One detail worth knowing: this captures the entire window, even parts that are offscreen or hidden behind other windows. It reconstructs the full window, not just the visible portion.
Method 4: Screenshot Toolbar — Cmd + Shift + 5
Press Cmd + Shift + 5 and a floating toolbar appears at the bottom of your screen. This is the everything tool. From left to right, the options are:
- Capture entire screen
- Capture selected window
- Capture selected portion
- Record entire screen
- Record selected portion
The toolbar also has an Options button where you can set a timer (5 or 10 seconds), choose where files save, decide whether to show the floating thumbnail, and toggle whether the mouse pointer appears in captures.
This method was introduced in macOS Mojave and it’s the most flexible option. If you only learn one shortcut, make it this one.
Where Screenshots Save
By default, screenshots land on your Desktop as PNG files. The naming convention is Screenshot [date] at [time].png.
To change the save location: Open the Cmd + Shift + 5 toolbar, click Options, and pick a different location — Documents, Clipboard, Mail, Messages, Preview, or any custom folder.
You can also change it via Terminal:
defaults write com.apple.screencapture location ~/Pictures/Screenshots
killall SystemUIServer
That redirects all screenshots to a Screenshots folder inside Pictures. Much cleaner than cluttering the Desktop.
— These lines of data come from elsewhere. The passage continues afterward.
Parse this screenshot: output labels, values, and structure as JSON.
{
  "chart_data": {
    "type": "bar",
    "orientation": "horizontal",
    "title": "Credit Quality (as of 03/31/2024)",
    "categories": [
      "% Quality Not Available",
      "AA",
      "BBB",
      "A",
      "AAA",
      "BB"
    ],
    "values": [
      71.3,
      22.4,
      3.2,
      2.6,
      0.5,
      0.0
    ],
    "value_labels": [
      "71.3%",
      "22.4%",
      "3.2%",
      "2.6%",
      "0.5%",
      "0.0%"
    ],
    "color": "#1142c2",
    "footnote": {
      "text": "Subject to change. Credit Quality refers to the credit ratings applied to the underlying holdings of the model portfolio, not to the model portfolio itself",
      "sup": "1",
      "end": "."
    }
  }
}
Copy to Clipboard Instead of Saving
Add Ctrl to any screenshot shortcut to copy to clipboard instead of saving a file:
- Ctrl + Cmd + Shift + 3 — full screen to clipboard
- Ctrl + Cmd + Shift + 4 — selection to clipboard
This is perfect when you want to paste directly into Slack, an email, or a document without creating a file you’ll need to delete later.
Markup and Annotation
Click the thumbnail that appears after any screenshot and you enter Markup mode. Here you can:
- Draw shapes (rectangles, circles, arrows, lines)
- Add text
- Add your signature
- Crop and rotate
- Highlight or redact areas
In practice, the Markup tools are good enough that you rarely need a third-party annotation app. The arrow and text tools handle 90% of what you’d need for tutorials or bug reports.
Screen Recording Bonus
Cmd + Shift + 5 also handles screen recording. Select “Record Entire Screen” or “Record Selected Portion,” click Record, then click the stop button in the menu bar when done. Recordings save as .mov files.
For recording with internal audio, you’ll need a virtual audio driver like BlackHole — macOS doesn’t capture system audio by default. That’s a deliberate privacy decision by Apple, and it’s the one real limitation of the built-in tools.
Quick Reference
| Action | Shortcut |
|---|---|
| Full screen | Cmd + Shift + 3 |
| Selection | Cmd + Shift + 4 |
| Window | Cmd + Shift + 4, then Space |
| Toolbar | Cmd + Shift + 5 |
| Copy instead of save | Add Ctrl to any above |
Four shortcuts. That’s all you need. Honestly, most Mac users go years knowing only Cmd + Shift + 3 and miss the more useful methods entirely. Now you know all of them.